During that time, protests from disability groups had proven ineffective in getting Section 504 implemented, even after then newly elected President Jimmy Carter appointed a new secretary of health, education and welfare.
That changed in 1977. The occupation of the Health, Education and Welfare building, organized by Judith Heumann (who would later serve as the State Department’s special adviser for international disability rights), became an act of civil disobedience that would last 28 days. The activists slept in the building, refusing to leave until the new secretary, Joseph Califano, issued the Section 504 regulations.
Wright was there as an assistant to Heumann. “Under Judy’s leadership, it was the first time we had other civil rights groups to support the cause,” says Wright. “We got groups like the Gray Panthers [and] the Black Panthers, all working towards supporting our being able to remain in that building that long.” Women’s rights groups and LGBT groups also lent their support.
Two weeks after the occupation started, a delegation of protesters traveled to Washington to meet with representatives in Congress.
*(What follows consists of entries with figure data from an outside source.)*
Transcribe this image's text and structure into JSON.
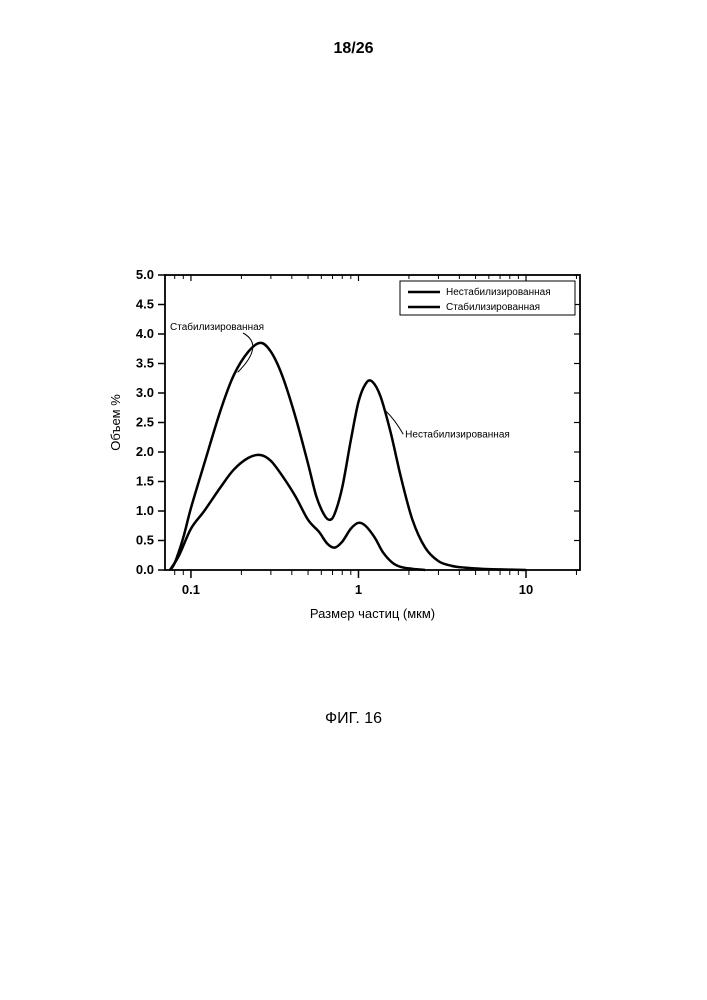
{
  "page_number": "18/26",
  "figure_caption": "ФИГ. 16",
  "chart": {
    "type": "line",
    "background_color": "#ffffff",
    "axis_color": "#000000",
    "line_color": "#000000",
    "line_width": 2.5,
    "xlabel": "Размер частиц (мкм)",
    "ylabel": "Объем %",
    "label_fontsize": 13,
    "tick_fontsize": 13,
    "x_scale": "log",
    "x_ticks": [
      0.1,
      1,
      10
    ],
    "x_tick_labels": [
      "0.1",
      "1",
      "10"
    ],
    "x_range": [
      0.07,
      21
    ],
    "y_scale": "linear",
    "y_range": [
      0.0,
      5.0
    ],
    "y_ticks": [
      0.0,
      0.5,
      1.0,
      1.5,
      2.0,
      2.5,
      3.0,
      3.5,
      4.0,
      4.5,
      5.0
    ],
    "y_tick_labels": [
      "0.0",
      "0.5",
      "1.0",
      "1.5",
      "2.0",
      "2.5",
      "3.0",
      "3.5",
      "4.0",
      "4.5",
      "5.0"
    ],
    "grid": false,
    "legend": {
      "box_stroke": "#000000",
      "box_fill": "#ffffff",
      "items": [
        {
          "label": "Нестабилизированная",
          "sample_stroke": "#000000"
        },
        {
          "label": "Стабилизированная",
          "sample_stroke": "#000000"
        }
      ]
    },
    "annotations": [
      {
        "text": "Стабилизированная",
        "target": "stab-peak"
      },
      {
        "text": "Нестабилизированная",
        "target": "destab-peak2"
      }
    ],
    "series": [
      {
        "name": "Стабилизированная",
        "data": [
          [
            0.075,
            0.0
          ],
          [
            0.085,
            0.25
          ],
          [
            0.1,
            0.7
          ],
          [
            0.12,
            1.0
          ],
          [
            0.15,
            1.4
          ],
          [
            0.18,
            1.7
          ],
          [
            0.22,
            1.9
          ],
          [
            0.26,
            1.95
          ],
          [
            0.3,
            1.85
          ],
          [
            0.35,
            1.6
          ],
          [
            0.42,
            1.25
          ],
          [
            0.5,
            0.85
          ],
          [
            0.58,
            0.65
          ],
          [
            0.65,
            0.45
          ],
          [
            0.72,
            0.38
          ],
          [
            0.8,
            0.48
          ],
          [
            0.9,
            0.7
          ],
          [
            1.0,
            0.8
          ],
          [
            1.1,
            0.75
          ],
          [
            1.25,
            0.55
          ],
          [
            1.4,
            0.3
          ],
          [
            1.6,
            0.12
          ],
          [
            1.8,
            0.05
          ],
          [
            2.1,
            0.02
          ],
          [
            2.5,
            0.0
          ]
        ]
      },
      {
        "name": "Нестабилизированная",
        "data": [
          [
            0.075,
            0.0
          ],
          [
            0.08,
            0.12
          ],
          [
            0.09,
            0.55
          ],
          [
            0.1,
            1.05
          ],
          [
            0.12,
            1.8
          ],
          [
            0.15,
            2.7
          ],
          [
            0.18,
            3.3
          ],
          [
            0.22,
            3.7
          ],
          [
            0.26,
            3.85
          ],
          [
            0.3,
            3.7
          ],
          [
            0.35,
            3.3
          ],
          [
            0.42,
            2.6
          ],
          [
            0.5,
            1.8
          ],
          [
            0.56,
            1.25
          ],
          [
            0.62,
            0.95
          ],
          [
            0.67,
            0.85
          ],
          [
            0.72,
            0.95
          ],
          [
            0.8,
            1.4
          ],
          [
            0.9,
            2.2
          ],
          [
            1.0,
            2.85
          ],
          [
            1.1,
            3.15
          ],
          [
            1.2,
            3.2
          ],
          [
            1.35,
            2.95
          ],
          [
            1.55,
            2.35
          ],
          [
            1.8,
            1.55
          ],
          [
            2.1,
            0.85
          ],
          [
            2.5,
            0.38
          ],
          [
            3.0,
            0.15
          ],
          [
            3.6,
            0.07
          ],
          [
            4.3,
            0.04
          ],
          [
            5.5,
            0.02
          ],
          [
            7.0,
            0.01
          ],
          [
            10.0,
            0.0
          ]
        ]
      }
    ]
  }
}
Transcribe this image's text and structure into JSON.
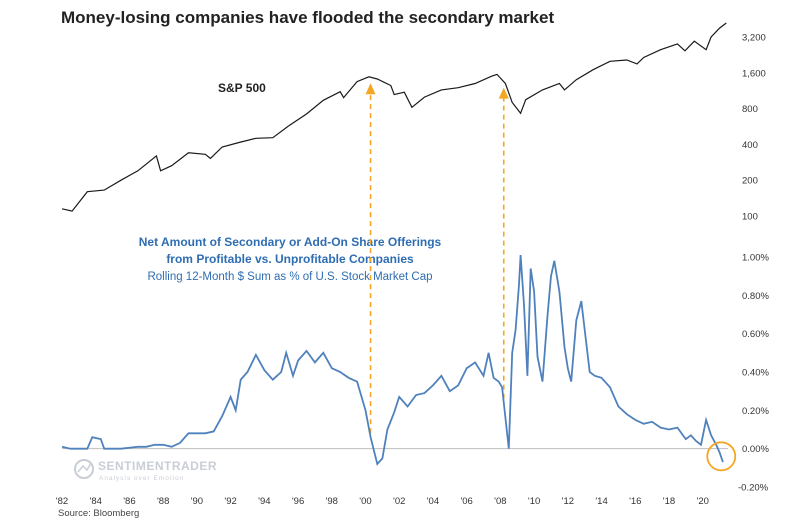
{
  "chart_data": {
    "type": "line",
    "title": "Money-losing companies have flooded the secondary market",
    "source": "Source: Bloomberg",
    "watermark": {
      "name": "SENTIMENTRADER",
      "tagline": "Analysis over Emotion"
    },
    "x_ticks": [
      "'82",
      "'84",
      "'86",
      "'88",
      "'90",
      "'92",
      "'94",
      "'96",
      "'98",
      "'00",
      "'02",
      "'04",
      "'06",
      "'08",
      "'10",
      "'12",
      "'14",
      "'16",
      "'18",
      "'20"
    ],
    "x_range": [
      1982,
      2021.5
    ],
    "colors": {
      "sp500": "#1a1a1a",
      "offerings": "#4f81bd",
      "arrow": "#f5a623",
      "highlight": "#f5a623",
      "zero_line": "#bfbfbf"
    },
    "upper_panel": {
      "series_name": "S&P 500",
      "scale": "log",
      "y_ticks": [
        "3,200",
        "1,600",
        "800",
        "400",
        "200",
        "100"
      ],
      "y_tick_values": [
        3200,
        1600,
        800,
        400,
        200,
        100
      ],
      "x": [
        1982.0,
        1982.6,
        1983.5,
        1984.5,
        1985.5,
        1986.5,
        1987.6,
        1987.85,
        1988.5,
        1989.5,
        1990.5,
        1990.8,
        1991.5,
        1992.5,
        1993.5,
        1994.5,
        1995.5,
        1996.5,
        1997.5,
        1998.5,
        1998.7,
        1999.5,
        2000.2,
        2000.7,
        2001.5,
        2001.7,
        2002.3,
        2002.75,
        2003.5,
        2004.5,
        2005.5,
        2006.5,
        2007.5,
        2007.8,
        2008.3,
        2008.7,
        2009.2,
        2009.5,
        2010.5,
        2011.5,
        2011.8,
        2012.5,
        2013.5,
        2014.5,
        2015.5,
        2016.1,
        2016.5,
        2017.5,
        2018.5,
        2018.95,
        2019.5,
        2020.2,
        2020.5,
        2021.0,
        2021.4
      ],
      "values": [
        115,
        110,
        160,
        165,
        200,
        240,
        320,
        240,
        265,
        340,
        330,
        305,
        380,
        415,
        450,
        455,
        580,
        720,
        940,
        1110,
        990,
        1350,
        1480,
        1420,
        1250,
        1050,
        1100,
        820,
        1000,
        1150,
        1200,
        1300,
        1500,
        1550,
        1300,
        900,
        730,
        950,
        1150,
        1300,
        1150,
        1400,
        1700,
        2000,
        2050,
        1900,
        2150,
        2500,
        2800,
        2450,
        2950,
        2500,
        3200,
        3800,
        4200
      ]
    },
    "lower_panel": {
      "annotation_title": [
        "Net Amount of Secondary or Add-On Share Offerings",
        "from Profitable vs. Unprofitable Companies"
      ],
      "annotation_subtitle": "Rolling 12-Month $ Sum as % of U.S. Stock Market Cap",
      "y_ticks": [
        "1.00%",
        "0.80%",
        "0.60%",
        "0.40%",
        "0.20%",
        "0.00%",
        "-0.20%"
      ],
      "y_tick_values": [
        1.0,
        0.8,
        0.6,
        0.4,
        0.2,
        0.0,
        -0.2
      ],
      "ylim": [
        -0.2,
        1.0
      ],
      "x": [
        1982.0,
        1982.5,
        1983.0,
        1983.5,
        1983.8,
        1984.3,
        1984.5,
        1985.5,
        1986.5,
        1987.0,
        1987.5,
        1988.0,
        1988.5,
        1989.0,
        1989.5,
        1990.5,
        1991.0,
        1991.5,
        1992.0,
        1992.3,
        1992.6,
        1993.0,
        1993.5,
        1994.0,
        1994.5,
        1995.0,
        1995.3,
        1995.7,
        1996.0,
        1996.5,
        1997.0,
        1997.5,
        1998.0,
        1998.5,
        1999.0,
        1999.5,
        2000.0,
        2000.3,
        2000.7,
        2001.0,
        2001.3,
        2001.7,
        2002.0,
        2002.5,
        2003.0,
        2003.5,
        2004.0,
        2004.5,
        2005.0,
        2005.5,
        2006.0,
        2006.5,
        2007.0,
        2007.3,
        2007.6,
        2007.9,
        2008.1,
        2008.25,
        2008.5,
        2008.7,
        2008.9,
        2009.1,
        2009.2,
        2009.4,
        2009.6,
        2009.8,
        2010.0,
        2010.2,
        2010.5,
        2010.8,
        2011.0,
        2011.2,
        2011.5,
        2011.8,
        2012.0,
        2012.2,
        2012.5,
        2012.8,
        2013.0,
        2013.3,
        2013.6,
        2014.0,
        2014.5,
        2015.0,
        2015.5,
        2016.0,
        2016.5,
        2017.0,
        2017.5,
        2018.0,
        2018.5,
        2019.0,
        2019.3,
        2019.6,
        2019.9,
        2020.2,
        2020.5,
        2020.8,
        2021.0,
        2021.2
      ],
      "values": [
        0.01,
        0.0,
        0.0,
        0.0,
        0.06,
        0.05,
        0.0,
        0.0,
        0.01,
        0.01,
        0.02,
        0.02,
        0.01,
        0.03,
        0.08,
        0.08,
        0.09,
        0.17,
        0.27,
        0.2,
        0.36,
        0.4,
        0.49,
        0.41,
        0.36,
        0.4,
        0.5,
        0.38,
        0.46,
        0.51,
        0.45,
        0.5,
        0.42,
        0.4,
        0.37,
        0.35,
        0.2,
        0.06,
        -0.08,
        -0.05,
        0.1,
        0.19,
        0.27,
        0.22,
        0.28,
        0.29,
        0.33,
        0.38,
        0.3,
        0.33,
        0.42,
        0.45,
        0.38,
        0.5,
        0.37,
        0.35,
        0.32,
        0.2,
        0.0,
        0.5,
        0.62,
        0.85,
        1.01,
        0.75,
        0.38,
        0.94,
        0.82,
        0.48,
        0.35,
        0.7,
        0.9,
        0.98,
        0.82,
        0.53,
        0.42,
        0.35,
        0.67,
        0.77,
        0.62,
        0.4,
        0.38,
        0.37,
        0.32,
        0.22,
        0.18,
        0.15,
        0.13,
        0.14,
        0.11,
        0.1,
        0.11,
        0.05,
        0.07,
        0.04,
        0.02,
        0.15,
        0.07,
        0.02,
        -0.02,
        -0.07
      ]
    },
    "arrows_at_x": [
      2000.3,
      2008.2
    ],
    "highlight_at": {
      "x": 2021.1,
      "y": -0.04
    }
  }
}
On April 28, 1977, Califano issued the Section 504 regulations without any changes — a victory for the protesters that ended the longest peaceful occupation of a federal building in U.S. history.
Stepping stone to a new law
In 1990, the Americans with Disabilities Act extended the protections of Section 504 to private institutions and workplaces. Wright earned the nickname “The General” for her ability to maneuver this new law to passage.
But Wright says the protest in San Francisco was what caused disability rights “to become framed as a major civil rights issues in this country. And I think history will point to that as the major turning point.”